By Andrew H. Perellis, Patrick D. Joyce, and Craig B. Simonsen

In anticipation of its proposed rule to reduce carbon emissions of existing electric power plants, expected to be released Monday, June 2, EPA just released its report Climate Change Indicators in the United States, 2014, Third Edition (Report), showing some stunning data about climate change and industry’s responsibilities.

The Report details the science behind climate change and is a tool to educate the public about the causes and effects of climate change and what can potentially be done to reduce the effects of global warming.

We had blogged previously about President Obama’s “Plan to Cut Carbon Pollution and Address Climate Change” – the Climate Action Plan. In making his case for the Plan, in June, 2013, the President said “while no single step can reverse the effects of climate change, we have a moral obligation to future generations to leave them a planet that is not polluted and damaged. Through steady, responsible action to cut carbon pollution, we can protect our children’s health and begin to slow the effects of climate change so that we leave behind a cleaner, more stable environment.” P. 4.

The EPA Report represents the next step in the President’s Climate Action Plan. The Report pulls together “observed data on key measures” of our environment, also known as “indicators.” These indicators include: U.S. and global temperature and precipitation, ocean heat and ocean acidity, sea level, and the length of the growing season, among others. With thirty indicators suggesting “long-term trends,” the Report asserts climate change is already affecting our society and says the “indicators present compelling evidence that climate change is happening now in the United States and around the world.”

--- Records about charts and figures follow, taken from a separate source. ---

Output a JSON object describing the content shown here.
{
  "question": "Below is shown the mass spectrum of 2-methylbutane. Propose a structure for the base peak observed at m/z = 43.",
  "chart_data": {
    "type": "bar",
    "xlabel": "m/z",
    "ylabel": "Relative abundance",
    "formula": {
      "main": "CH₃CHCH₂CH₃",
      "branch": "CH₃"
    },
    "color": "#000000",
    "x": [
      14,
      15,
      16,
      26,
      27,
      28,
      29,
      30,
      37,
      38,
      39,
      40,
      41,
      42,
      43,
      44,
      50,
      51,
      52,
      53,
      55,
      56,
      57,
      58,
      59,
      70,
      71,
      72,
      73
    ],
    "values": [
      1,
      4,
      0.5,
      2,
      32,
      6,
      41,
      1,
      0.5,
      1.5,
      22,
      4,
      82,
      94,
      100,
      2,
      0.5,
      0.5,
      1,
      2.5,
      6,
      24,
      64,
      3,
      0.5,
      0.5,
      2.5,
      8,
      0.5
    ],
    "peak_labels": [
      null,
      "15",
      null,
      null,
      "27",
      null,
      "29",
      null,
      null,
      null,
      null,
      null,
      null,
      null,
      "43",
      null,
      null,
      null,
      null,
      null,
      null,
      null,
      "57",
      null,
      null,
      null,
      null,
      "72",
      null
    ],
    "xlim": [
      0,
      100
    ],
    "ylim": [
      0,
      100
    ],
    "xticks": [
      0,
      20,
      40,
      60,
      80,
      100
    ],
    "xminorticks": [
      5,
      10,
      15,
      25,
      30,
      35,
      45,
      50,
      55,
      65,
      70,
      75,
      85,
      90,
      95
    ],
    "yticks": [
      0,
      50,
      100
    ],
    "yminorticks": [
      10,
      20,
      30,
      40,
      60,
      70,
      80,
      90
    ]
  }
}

Janet McCabe, Acting Assistant Administrator for EPA’s Office of Air and Radiation, suggested that these indicators “make it clear that climate change is a serious problem and is happening now here in the U.S. and around the world.” While all of the indicators relate to the causes or effects of climate change, they also show that humans can have different levels of influence on different indicators.

The Report is consistent with the recently released National Climate Assessment in suggesting this data “presents clear evidence that the impacts of climate change are already occurring across the United States.”

Some important indicators in the Report that show a trend toward a changing climate include:

  • Temperature: Average temperatures have risen across the contiguous 48 states since 1901, with an increased rate of warming over the past 30 years. Seven of the top 10 warmest years on record have occurred since 1998. Every part of the Southwest experienced higher average temperatures between 2000 and 2013 than the long-term average dating back to 1895. Some areas were nearly 2°F warmer than average.
  • Violent storms: Tropical storm activity in the Atlantic Ocean, the Caribbean, and the Gulf of Mexico has increased during the past 20 years.
  • Rising sea level: Along the U.S. coastline, sea level has risen the most along the Mid-Atlantic coast and parts of the Gulf Coast, where some stations registered increases of more than 8 inches between 1960 and 2013.
  • Ice loss: Glaciers have been melting at an accelerated rate over the past decade. The resulting loss of ice has contributed to the observed rise in sea level.
  • Increased frequency and size of wildfires: Since 1983, the United States has had an average of 72,000 recorded wildfires per year. Of the 10 years with the largest acreage burned, nine have occurred since 2000, with many of the largest increases occurring in western states.
  • Drought: Water levels in the Great Lakes have declined steadily over the last few decades.
  • Heat-related deaths: Over the past three decades, nearly 8,000 Americans were reported to have died as a direct result of heat-related illnesses such as heat stroke. The annual death rate is higher when accounting for other deaths in which heat was reported as a contributing factor.

The Report purports to represent the state of the science as collected and digested by the EPA. The analysis goes a long way toward supporting and moving forward the President’s Climate Action Plan and his insistence that now is the time to act.

Assessing the Impact of Proposed New Carbon Regulations in the United States

Also in preparation Monday’s proposed power plant rules release, The U.S. Chamber of Commerce’s (Chamber) Institute for 21st Century Energy (Energy Institute) commissioned IHS Energy and IHS Economics to examine and quantify the expected impacts of the proposed power plant rules on the electricity sector and the economy as a whole, based on policy scenarios provided by the Energy Institute.

The Energy Institute’s analysis focuses on the economic impacts of EPA’s proposed rules on CO2 emissions from fossil fuel-fired electricity generating plants under the Clean Air Act. According to the Chamber’s analysis, the rules threaten to suppress average annual U.S. Gross Domestic Product by $51 billion and will lead to an average of 224,000 fewer U.S. jobs every year through 2030, relative to baseline economic forecasts. The proposed power plant rules are a central part of the President’s Climate Action Plan.

When discussing changes that can be made to address climate change, Acting Assistant Administrator McCabe says “everything we do to reduce greenhouse gas emissions and prepare for the changes that are already underway will help us safeguard our children’s future.”  Maybe it is time for Smokey the Bear to change his tune and tell the public “Only You Can Prevent Climate Change.”